External validation of the 2-year mortality prediction tool in hemodialysis patients developed using a Bayesian network
Maelys Granal, Sophie Brokhes-Le Calvez, Yves Dimitrov, François Chantrel, Claire Borni-Duval, Clotilde Muller, May Délia, Thierry Krummel, Thierry Hannedouche, Micher Ducher, Jean-Pierre Fauvel- Transplantation
- Nephrology
Abstract
Background and hypothesis
In recent years, a number of predictive models have appeared to predict the risk of medium-term mortality in haemodialysis patients, but only one, limited to patients aged over 70, has undergone sufficiently powerful external validation. Recently, using a national learning database and an innovative approach based on Bayesian networks and 14 carefully selected predictors, we have developed a clinical prediction tool to predict all-cause mortality at 2 years in all incident haemodialysis patients.

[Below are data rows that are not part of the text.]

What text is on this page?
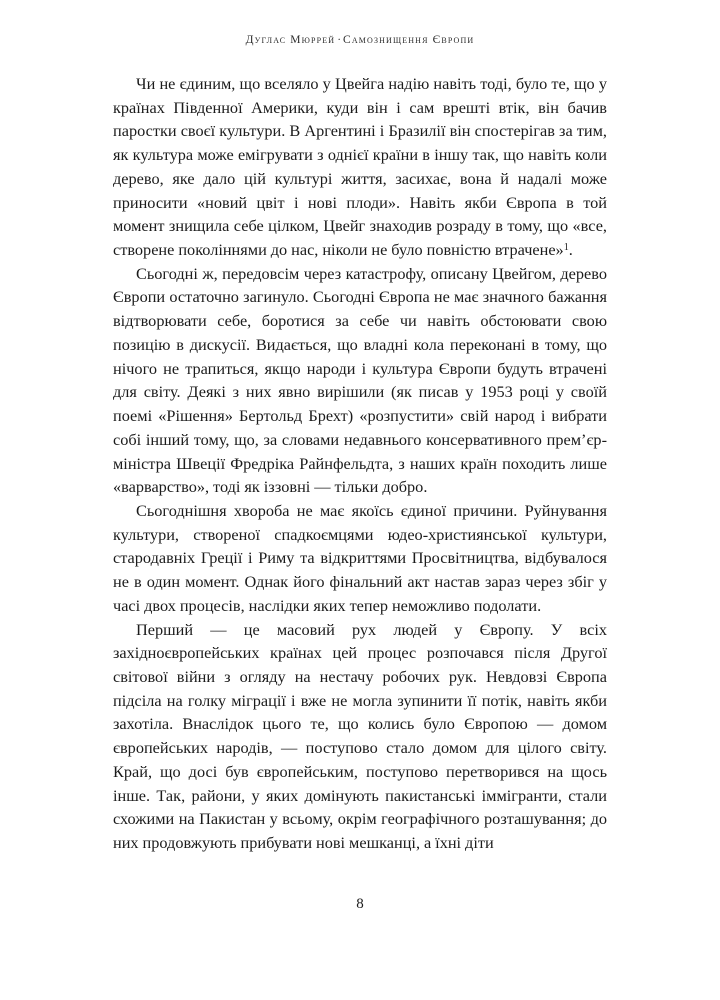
Дуглас Мюррей · Самознищення Європи

Чи не єдиним, що вселяло у Цвейга надію навіть тоді, було те, що у країнах Південної Америки, куди він і сам врешті втік, він бачив паростки своєї культури. В Аргентині і Бразилії він спостерігав за тим, як культура може емігрувати з однієї країни в іншу так, що навіть коли дерево, яке дало цій культурі життя, засихає, вона й надалі може приносити «новий цвіт і нові плоди». Навіть якби Європа в той момент знищила себе цілком, Цвейг знаходив розраду в тому, що «все, створене поколіннями до нас, ніколи не було повністю втрачене»$^1$.

Сьогодні ж, передовсім через катастрофу, описану Цвейгом, дерево Європи остаточно загинуло. Сьогодні Європа не має значного бажання відтворювати себе, боротися за себе чи навіть обстоювати свою позицію в дискусії. Видається, що владні кола переконані в тому, що нічого не трапиться, якщо народи і культура Європи будуть втрачені для світу. Деякі з них явно вирішили (як писав у 1953 році у своїй поемі «Рішення» Бертольд Брехт) «розпустити» свій народ і вибрати собі інший тому, що, за словами недавнього консервативного прем’єр-міністра Швеції Фредріка Райнфельдта, з наших країн походить лише «варварство», тоді як іззовні — тільки добро.

Сьогоднішня хвороба не має якоїсь єдиної причини. Руйнування культури, створеної спадкоємцями юдео-християнської культури, стародавніх Греції і Риму та відкриттями Просвітництва, відбувалося не в один момент. Однак його фінальний акт настав зараз через збіг у часі двох процесів, наслідки яких тепер неможливо подолати.

Перший — це масовий рух людей у Європу. У всіх західноєвропейських країнах цей процес розпочався після Другої світової війни з огляду на нестачу робочих рук. Невдовзі Європа підсіла на голку міграції і вже не могла зупинити її потік, навіть якби захотіла. Внаслідок цього те, що колись було Європою — домом європейських народів, — поступово стало домом для цілого світу. Край, що досі був європейським, поступово перетворився на щось інше. Так, райони, у яких домінують пакистанські іммігранти, стали схожими на Пакистан у всьому, окрім географічного розташування; до них продовжують прибувати нові мешканці, а їхні діти

8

In order to generalise the results of this tool and propose its use in routine clinical practice, we carried out an external validation using an independent external validation database.
Methods
A regional, multicenter, observational, retrospective cohort study was conducted to externally validate the tool for predicting 2-year all-cause mortality in incident and prevalent hemodialysis patients. This study recruited a total of 142 incident and 697 prevalent adult hemodialysis patients followed up in one of the 8 AURAL Alsace dialysis centers.
Results
In Incident patients, the 2-year all-cause mortality prediction tool had an area under the receiver curve of 0.73, an accuracy of 65%, a sensitivity of 71%, a specificity of 63%. In prevalent patients, the performance for the external validation were similar in terms of AUC-ROC, accuracy, and specificity but was lower in term of sensitivity.
Conclusion
The tool for predicting all-cause mortality at 2 years, developed using a Bayesian network and 14 routinely available explanatory variables, obtained satisfactory external validation in incident patients, but sensitivity was insufficient in prevalent patients.